At this, Brent and Sugar fist-bumped and both let out a yelp.
“I love that shit, dog,” Sugar said.
“It is so cool,” Brent said. “One day, I’m going to be able to MacGyver stuff like you and be all ‘I’m a spy,’ and people will be all ‘Whoa.’ It’ll be awesome.”
Barry actually groaned, which was my cue to get out of the car. “Keep it running, Sugar,” I said.
“On it,” he said.
From the street, I could see directly into the consulate, and even from the street, I could see bulky-looking men lingering near the entrance to the ballroom, their eyes darting to every person who walked in. I had an idea they weren’t there to watch out for people stealing prime rib.

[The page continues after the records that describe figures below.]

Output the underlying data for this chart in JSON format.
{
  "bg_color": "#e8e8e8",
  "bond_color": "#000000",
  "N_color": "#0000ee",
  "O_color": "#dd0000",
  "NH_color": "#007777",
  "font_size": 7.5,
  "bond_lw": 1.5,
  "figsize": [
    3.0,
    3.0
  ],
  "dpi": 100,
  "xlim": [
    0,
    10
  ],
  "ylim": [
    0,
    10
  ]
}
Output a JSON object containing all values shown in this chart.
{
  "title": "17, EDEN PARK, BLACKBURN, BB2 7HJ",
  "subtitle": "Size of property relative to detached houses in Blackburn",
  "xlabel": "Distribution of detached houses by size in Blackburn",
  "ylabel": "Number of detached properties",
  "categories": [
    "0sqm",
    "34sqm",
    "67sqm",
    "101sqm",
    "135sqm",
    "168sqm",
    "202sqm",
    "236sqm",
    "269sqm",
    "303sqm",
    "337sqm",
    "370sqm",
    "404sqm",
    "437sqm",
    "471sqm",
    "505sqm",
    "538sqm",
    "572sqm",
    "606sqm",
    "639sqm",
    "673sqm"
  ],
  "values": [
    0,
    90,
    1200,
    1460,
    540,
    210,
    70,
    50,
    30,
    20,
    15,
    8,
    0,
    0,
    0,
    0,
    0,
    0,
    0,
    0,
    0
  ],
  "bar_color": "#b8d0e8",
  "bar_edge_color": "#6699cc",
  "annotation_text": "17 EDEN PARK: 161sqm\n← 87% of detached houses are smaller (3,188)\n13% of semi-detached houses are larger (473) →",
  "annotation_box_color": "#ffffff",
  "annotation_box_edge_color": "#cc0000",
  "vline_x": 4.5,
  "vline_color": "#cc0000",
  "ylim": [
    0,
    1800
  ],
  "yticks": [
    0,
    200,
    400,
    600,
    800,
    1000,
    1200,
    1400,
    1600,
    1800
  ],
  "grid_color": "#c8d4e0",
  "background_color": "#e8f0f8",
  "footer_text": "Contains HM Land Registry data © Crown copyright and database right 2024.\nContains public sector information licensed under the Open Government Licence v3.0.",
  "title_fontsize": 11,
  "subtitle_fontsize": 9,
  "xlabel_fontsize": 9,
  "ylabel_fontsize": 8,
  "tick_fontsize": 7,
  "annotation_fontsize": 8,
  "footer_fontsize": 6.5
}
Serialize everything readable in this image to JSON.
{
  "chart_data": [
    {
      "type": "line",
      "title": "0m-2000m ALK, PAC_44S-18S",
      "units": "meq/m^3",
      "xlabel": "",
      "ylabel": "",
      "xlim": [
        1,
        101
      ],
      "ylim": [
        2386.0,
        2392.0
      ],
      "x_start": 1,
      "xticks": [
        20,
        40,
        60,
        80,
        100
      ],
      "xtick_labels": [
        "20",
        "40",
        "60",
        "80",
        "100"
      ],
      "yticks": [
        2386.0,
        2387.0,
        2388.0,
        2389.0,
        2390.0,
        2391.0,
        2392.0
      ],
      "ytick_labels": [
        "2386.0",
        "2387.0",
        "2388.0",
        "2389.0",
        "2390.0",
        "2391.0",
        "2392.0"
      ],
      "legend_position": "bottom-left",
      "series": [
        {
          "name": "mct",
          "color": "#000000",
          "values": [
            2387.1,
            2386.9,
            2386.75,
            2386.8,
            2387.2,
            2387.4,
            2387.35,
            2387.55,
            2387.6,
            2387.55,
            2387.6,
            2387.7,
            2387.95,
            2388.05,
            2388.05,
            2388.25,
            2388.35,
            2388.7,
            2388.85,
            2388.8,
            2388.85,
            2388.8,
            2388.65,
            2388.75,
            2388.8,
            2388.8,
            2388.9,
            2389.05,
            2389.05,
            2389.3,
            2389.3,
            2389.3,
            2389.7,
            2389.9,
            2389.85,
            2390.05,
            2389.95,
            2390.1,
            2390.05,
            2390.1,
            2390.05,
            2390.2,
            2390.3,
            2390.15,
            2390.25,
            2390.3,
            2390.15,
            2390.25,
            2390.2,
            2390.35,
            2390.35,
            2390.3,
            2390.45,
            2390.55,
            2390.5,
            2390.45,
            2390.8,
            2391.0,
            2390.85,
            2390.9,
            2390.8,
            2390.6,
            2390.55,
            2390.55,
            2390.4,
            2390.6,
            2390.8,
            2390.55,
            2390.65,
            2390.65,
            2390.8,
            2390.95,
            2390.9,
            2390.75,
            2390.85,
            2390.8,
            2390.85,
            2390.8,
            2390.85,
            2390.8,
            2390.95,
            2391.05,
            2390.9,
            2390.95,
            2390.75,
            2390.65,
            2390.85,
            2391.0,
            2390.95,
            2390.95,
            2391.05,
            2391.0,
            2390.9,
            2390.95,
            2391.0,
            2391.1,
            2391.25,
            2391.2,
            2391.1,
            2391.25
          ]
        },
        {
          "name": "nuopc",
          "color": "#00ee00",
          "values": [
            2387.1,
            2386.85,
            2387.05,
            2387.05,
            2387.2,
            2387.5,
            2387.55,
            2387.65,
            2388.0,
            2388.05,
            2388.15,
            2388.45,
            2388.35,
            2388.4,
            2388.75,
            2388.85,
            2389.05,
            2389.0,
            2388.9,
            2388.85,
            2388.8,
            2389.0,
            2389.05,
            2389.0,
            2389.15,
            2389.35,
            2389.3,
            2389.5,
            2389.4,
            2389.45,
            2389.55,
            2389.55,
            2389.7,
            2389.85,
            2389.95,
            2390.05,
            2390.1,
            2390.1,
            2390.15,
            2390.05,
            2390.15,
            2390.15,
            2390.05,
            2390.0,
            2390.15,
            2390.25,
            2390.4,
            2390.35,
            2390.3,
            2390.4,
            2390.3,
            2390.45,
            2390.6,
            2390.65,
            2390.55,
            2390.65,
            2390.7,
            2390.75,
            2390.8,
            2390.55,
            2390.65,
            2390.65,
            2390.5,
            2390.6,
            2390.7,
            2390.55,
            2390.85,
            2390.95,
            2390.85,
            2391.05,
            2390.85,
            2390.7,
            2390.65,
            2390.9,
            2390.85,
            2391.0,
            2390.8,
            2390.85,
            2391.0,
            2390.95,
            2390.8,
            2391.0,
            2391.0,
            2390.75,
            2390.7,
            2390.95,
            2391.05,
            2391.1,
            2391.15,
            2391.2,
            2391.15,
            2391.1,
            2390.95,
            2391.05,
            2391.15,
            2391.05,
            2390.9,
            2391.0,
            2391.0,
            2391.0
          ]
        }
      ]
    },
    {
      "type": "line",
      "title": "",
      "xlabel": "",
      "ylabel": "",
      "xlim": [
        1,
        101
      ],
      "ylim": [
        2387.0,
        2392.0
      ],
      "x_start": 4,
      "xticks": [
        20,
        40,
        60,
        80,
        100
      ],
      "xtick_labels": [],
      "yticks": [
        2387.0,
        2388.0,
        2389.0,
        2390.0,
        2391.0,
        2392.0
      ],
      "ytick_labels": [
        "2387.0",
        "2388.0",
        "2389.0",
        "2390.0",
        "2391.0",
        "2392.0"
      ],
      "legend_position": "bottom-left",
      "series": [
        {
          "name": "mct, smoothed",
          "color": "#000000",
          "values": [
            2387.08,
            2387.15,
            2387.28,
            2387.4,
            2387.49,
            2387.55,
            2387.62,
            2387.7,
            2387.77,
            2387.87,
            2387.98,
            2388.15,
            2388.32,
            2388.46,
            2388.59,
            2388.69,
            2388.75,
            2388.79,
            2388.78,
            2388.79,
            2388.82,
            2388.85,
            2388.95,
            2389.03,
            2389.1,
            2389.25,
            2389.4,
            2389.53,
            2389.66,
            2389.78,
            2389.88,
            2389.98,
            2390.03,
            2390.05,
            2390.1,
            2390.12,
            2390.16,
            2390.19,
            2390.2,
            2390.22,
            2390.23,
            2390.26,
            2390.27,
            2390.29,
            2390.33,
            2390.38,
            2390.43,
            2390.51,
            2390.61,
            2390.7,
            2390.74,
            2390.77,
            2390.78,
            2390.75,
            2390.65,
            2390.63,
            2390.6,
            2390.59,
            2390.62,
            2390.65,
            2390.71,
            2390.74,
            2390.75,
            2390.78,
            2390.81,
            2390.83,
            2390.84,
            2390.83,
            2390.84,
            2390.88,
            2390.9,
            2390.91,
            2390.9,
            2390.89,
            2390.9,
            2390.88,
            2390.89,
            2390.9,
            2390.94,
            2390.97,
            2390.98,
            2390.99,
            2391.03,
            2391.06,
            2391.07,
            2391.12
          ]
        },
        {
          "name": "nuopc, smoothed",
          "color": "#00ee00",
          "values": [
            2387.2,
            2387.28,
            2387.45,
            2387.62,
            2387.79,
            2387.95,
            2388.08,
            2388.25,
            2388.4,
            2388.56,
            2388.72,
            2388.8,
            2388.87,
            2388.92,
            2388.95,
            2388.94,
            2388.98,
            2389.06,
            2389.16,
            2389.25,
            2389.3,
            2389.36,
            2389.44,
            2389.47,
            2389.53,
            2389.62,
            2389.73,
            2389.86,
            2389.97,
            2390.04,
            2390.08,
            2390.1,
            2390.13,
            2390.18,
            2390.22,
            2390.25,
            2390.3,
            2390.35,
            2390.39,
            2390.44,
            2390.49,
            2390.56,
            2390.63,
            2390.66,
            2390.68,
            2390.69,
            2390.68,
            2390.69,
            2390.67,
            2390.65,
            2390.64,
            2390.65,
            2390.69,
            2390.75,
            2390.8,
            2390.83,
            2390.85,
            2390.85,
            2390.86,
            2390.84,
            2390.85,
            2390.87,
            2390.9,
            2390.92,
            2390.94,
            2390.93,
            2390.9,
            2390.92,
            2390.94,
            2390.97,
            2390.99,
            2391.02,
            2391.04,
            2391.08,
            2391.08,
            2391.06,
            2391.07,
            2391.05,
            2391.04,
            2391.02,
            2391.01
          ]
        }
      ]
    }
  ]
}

Sam got out of the Navigator and slung a satchel over his shoulder that contained both the laptop Big Lumpy had prepared for him and our large check. He also put on a pair of eyeglasses.
“Nice touch,” I said.
“I thought it would make me look smarter,” he said.
“You have everything?”
“What I don’t have in here”—Sam pointed at his head—“I’ve got on the computer. I’m pretty much an expert now, Mikey.”
“Where are the death certificates?”
“Right here,” Sam said and patted his breast pocket.
“Let’s try not to generate any more of them, fake or not,” I said.